Capital Group: Die Notwendigkeit von Luxus: Was macht diese Branche so widerstandsfähig?

Capital Group: Die Notwendigkeit von Luxus: Was macht diese Branche so widerstandsfähig?
Märkte

Das Segment der persönlichen Luxusprodukte kommt einem wahrscheinlich nicht in den Sinn, wenn man an widerstandsfähige Bereiche des Aktienmarktes denkt. Zweifellos stand die Branche angesichts der globalen Pandemie vor erheblichen kurzfristigen Herausforderungen.

26.10.2020 | 12:05 Uhr

Für die stärkeren Marken hat sich das Bild jedoch aufgehellt. Als zum Beispiel Hermès im vergangenen April nach monatelangem Lockdown sein Ladengeschäft in Guangzhou in China wieder öffnete, erreichte der Umsatz am ersten Tag mit 2,7 Millionen US-Dollar ein Rekordhoch.

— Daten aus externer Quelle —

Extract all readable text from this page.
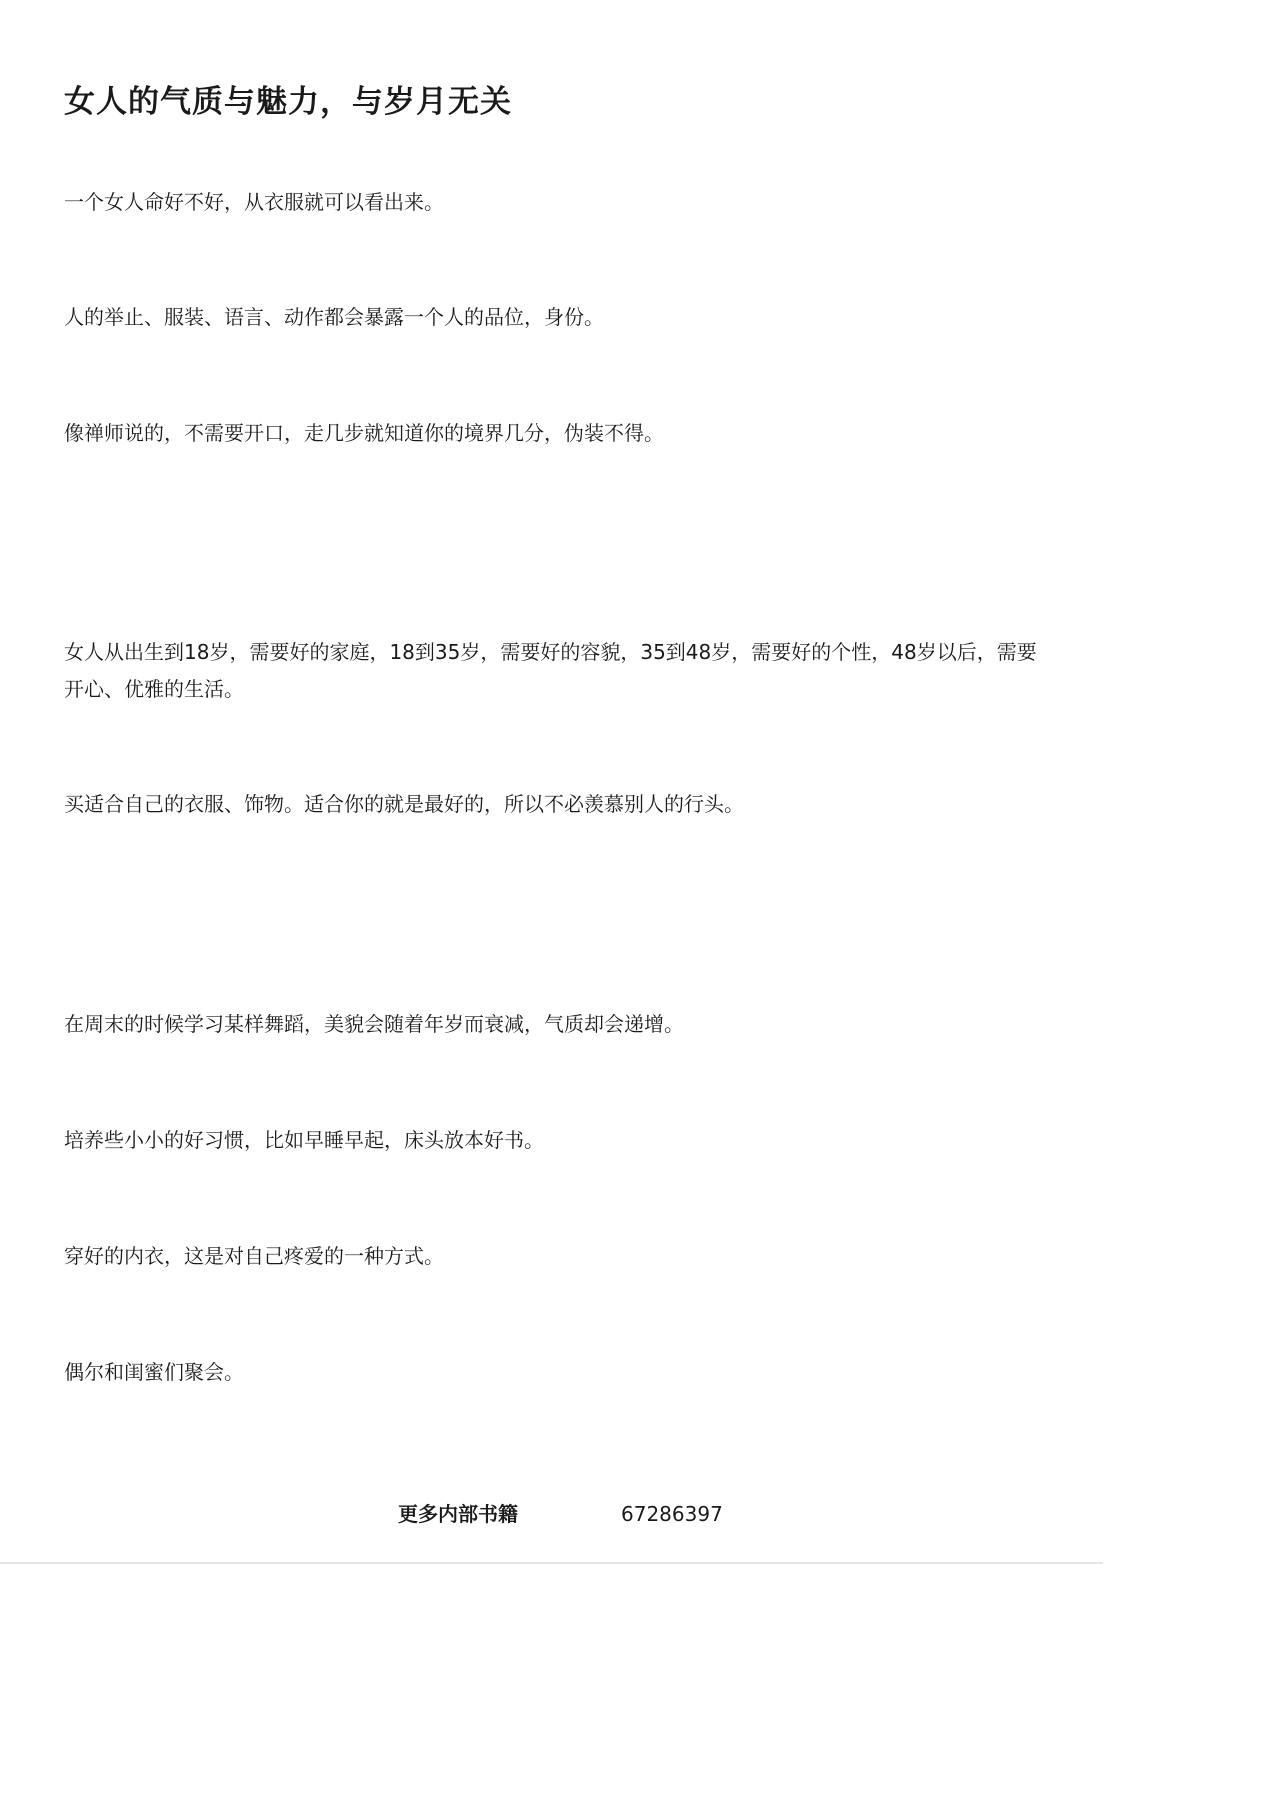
女人的气质与魅力，与岁月无关

一个女人命好不好，从衣服就可以看出来。

人的举止、服装、语言、动作都会暴露一个人的品位，身份。

像禅师说的，不需要开口，走几步就知道你的境界几分，伪装不得。

女人从出生到18岁，需要好的家庭，18到35岁，需要好的容貌，35到48岁，需要好的个性，48岁以后，需要开心、优雅的生活。

买适合自己的衣服、饰物。适合你的就是最好的，所以不必羡慕别人的行头。

在周末的时候学习某样舞蹈，美貌会随着年岁而衰减，气质却会递增。

培养些小小的好习惯，比如早睡早起，床头放本好书。

穿好的内衣，这是对自己疼爱的一种方式。

偶尔和闺蜜们聚会。

更多内部书籍	67286397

Es gibt auch allgemein Raum für Optimismus, da Rückschläge und die damit verbundene Neubewertung der Aktien in der Luxusbranche durch das strukturelle Wachstum tendenziell ausgeglichen wurden. Wir untersuchen sieben Themen, die Hinweise darauf geben können, wie die Branche aus dem wirtschaftlichen Abschwung hervorgehen wird.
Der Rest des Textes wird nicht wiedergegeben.